Vacaciones de invierno con baja demanda: la Costa Atlántica enfrenta un escenario crítico
El comienzo de las vacaciones de invierno en varias de las provincias con mayor movimiento turístico del país no logró revertir la preocupación que domina a los principales destinos de la Costa Atlántica bonaerense. Con niveles de reservas muy por debajo de las expectativas y, en algunos casos, prácticamente inexistentes, empresarios del sector advierten que la actividad atraviesa uno de los momentos más complejos de los últimos años.

La situación refleja el impacto que la crisis económica tiene sobre el consumo y el turismo interno, dos variables estrechamente vinculadas. Aunque el receso invernal suele representar una oportunidad para amortiguar la estacionalidad de los destinos costeros, este año las perspectivas son moderadas y predominan las señales de cautela entre hoteleros y comerciantes.

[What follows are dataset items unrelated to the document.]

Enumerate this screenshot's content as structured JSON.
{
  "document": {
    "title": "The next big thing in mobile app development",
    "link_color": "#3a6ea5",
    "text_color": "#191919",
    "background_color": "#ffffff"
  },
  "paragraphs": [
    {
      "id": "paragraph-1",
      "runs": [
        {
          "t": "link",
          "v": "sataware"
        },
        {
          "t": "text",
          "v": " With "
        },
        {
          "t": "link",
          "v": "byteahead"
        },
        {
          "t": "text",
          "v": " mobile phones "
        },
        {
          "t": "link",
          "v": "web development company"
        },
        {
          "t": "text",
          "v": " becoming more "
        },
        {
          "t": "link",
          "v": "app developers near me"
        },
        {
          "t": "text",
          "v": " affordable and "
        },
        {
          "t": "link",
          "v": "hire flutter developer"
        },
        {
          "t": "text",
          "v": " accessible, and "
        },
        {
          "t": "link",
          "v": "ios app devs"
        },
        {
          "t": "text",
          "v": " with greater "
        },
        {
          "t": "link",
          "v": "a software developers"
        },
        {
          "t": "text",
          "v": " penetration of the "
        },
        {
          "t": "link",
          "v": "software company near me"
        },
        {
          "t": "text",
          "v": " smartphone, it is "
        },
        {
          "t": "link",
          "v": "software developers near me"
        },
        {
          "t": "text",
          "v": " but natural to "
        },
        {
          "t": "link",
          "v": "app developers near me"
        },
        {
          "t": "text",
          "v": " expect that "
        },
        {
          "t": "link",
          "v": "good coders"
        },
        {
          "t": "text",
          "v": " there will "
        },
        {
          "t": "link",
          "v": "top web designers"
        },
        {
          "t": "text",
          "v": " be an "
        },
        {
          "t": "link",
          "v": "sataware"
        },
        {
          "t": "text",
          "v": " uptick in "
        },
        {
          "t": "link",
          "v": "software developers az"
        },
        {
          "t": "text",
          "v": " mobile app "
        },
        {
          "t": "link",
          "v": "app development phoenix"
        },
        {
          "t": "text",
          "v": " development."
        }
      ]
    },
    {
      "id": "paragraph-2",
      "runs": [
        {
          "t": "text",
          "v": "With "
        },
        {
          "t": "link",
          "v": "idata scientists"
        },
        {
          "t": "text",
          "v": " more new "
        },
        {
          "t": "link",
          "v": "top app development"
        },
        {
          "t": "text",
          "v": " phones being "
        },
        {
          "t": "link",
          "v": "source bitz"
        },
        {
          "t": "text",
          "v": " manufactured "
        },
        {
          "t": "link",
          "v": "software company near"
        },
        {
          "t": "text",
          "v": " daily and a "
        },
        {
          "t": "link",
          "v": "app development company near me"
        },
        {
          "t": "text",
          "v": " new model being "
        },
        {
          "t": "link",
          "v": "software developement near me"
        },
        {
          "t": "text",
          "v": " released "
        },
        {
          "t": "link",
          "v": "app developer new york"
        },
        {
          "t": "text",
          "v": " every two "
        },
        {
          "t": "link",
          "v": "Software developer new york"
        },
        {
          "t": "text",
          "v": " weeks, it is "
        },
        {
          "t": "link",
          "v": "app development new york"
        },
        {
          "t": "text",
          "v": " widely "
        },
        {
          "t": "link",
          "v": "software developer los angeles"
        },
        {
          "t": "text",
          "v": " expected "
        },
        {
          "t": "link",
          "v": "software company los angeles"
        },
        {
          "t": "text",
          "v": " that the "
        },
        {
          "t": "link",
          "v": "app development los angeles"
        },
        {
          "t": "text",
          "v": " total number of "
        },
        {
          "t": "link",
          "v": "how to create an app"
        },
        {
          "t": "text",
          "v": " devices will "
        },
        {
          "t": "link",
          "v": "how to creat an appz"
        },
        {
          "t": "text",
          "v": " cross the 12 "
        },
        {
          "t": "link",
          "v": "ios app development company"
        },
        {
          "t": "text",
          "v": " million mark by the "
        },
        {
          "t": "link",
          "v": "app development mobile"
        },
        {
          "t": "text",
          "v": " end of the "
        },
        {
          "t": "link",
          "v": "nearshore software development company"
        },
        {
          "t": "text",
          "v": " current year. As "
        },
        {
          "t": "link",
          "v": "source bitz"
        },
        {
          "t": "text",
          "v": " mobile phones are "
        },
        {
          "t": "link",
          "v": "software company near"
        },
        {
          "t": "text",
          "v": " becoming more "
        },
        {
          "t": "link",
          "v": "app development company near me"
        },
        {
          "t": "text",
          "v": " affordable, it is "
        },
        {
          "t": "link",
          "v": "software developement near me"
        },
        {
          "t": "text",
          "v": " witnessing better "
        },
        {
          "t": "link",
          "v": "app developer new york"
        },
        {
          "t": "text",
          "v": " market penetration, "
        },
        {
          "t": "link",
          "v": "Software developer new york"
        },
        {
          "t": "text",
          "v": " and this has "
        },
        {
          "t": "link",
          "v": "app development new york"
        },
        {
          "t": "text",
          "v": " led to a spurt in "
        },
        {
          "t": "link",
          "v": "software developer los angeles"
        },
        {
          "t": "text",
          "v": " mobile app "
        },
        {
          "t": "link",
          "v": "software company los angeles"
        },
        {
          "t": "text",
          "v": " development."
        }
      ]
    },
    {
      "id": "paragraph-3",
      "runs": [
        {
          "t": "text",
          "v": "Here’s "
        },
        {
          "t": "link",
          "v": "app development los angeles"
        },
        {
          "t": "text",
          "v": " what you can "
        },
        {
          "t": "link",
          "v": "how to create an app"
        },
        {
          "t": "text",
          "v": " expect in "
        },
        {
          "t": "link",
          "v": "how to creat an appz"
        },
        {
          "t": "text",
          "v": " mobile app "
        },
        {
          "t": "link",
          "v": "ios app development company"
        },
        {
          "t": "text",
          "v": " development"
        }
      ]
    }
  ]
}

Desde Villa Gesell, uno de los principales centros turísticos de la provincia de Buenos Aires, el presidente de la Cámara Empresaria Hotelera y Gastronómica local, Carlos Corda, describió un panorama marcado por la retracción de la demanda. Según explicó, el deterioro no responde únicamente a una coyuntura reciente, sino a una tendencia que comenzó a manifestarse tras la pandemia y que se profundizó por las dificultades económicas que atraviesan las familias argentinas.
El dirigente señaló que la disminución del turismo durante la temporada invernal se ha vuelto cada vez más evidente y que los últimos dos años consolidaron un escenario de menor circulación de visitantes. En este contexto, remarcó que los niveles de ocupación hotelera no siempre reflejan la verdadera situación financiera del sector.
La rentabilidad aparece hoy como uno de los principales desafíos para los establecimientos turísticos. Muchos prestadores se ven obligados a ofrecer tarifas promocionales para captar visitantes, una estrategia que permite sostener cierta ocupación, pero que no garantiza ingresos suficientes para afrontar costos operativos y mantener la actividad durante los meses de menor movimiento.
Esta realidad repercute en toda la economía local. La reducción del flujo turístico afecta no solo a hoteles y alojamientos, sino también a restaurantes, comercios, prestadores de servicios y trabajadores vinculados directa o indirectamente a la actividad. En ciudades donde el turismo constituye uno de los principales motores económicos, la caída de visitantes tiene consecuencias que trascienden al sector y alcanzan al conjunto de la comunidad.
A la incertidumbre económica se suman cambios en los hábitos de consumo de los viajeros. Los operadores turísticos observan que las reservas anticipadas son cada vez menos frecuentes, las estadías suelen ser más breves y los turistas priorizan establecimientos que ofrecen servicios diferenciales, como spa, piscinas climatizadas o propuestas recreativas complementarias.
Asimismo, algunas localidades enfrentan limitaciones estructurales que dificultan su competitividad fuera de la temporada estival. La falta de infraestructura básica, como el acceso al gas natural en determinados sectores, incrementa los costos de funcionamiento y obliga a numerosos emprendimientos a restringir su actividad durante el invierno.
Frente a este panorama, el sector privado y los municipios buscan alternativas para estimular la llegada de visitantes. Entre las estrategias impulsadas se destacan acuerdos con cooperativas y organizaciones sindicales de distintos puntos del país para promover el turismo regional y generar un flujo constante de viajeros durante todo el año.
Más allá de estas iniciativas, el escenario actual expone la fragilidad de una actividad que depende en gran medida de la capacidad de consumo de las familias. Las bajas reservas para las vacaciones de invierno no solo reflejan las dificultades económicas del presente, sino que también plantean interrogantes sobre la sostenibilidad de numerosos emprendimientos turísticos de cara a las próximas temporadas.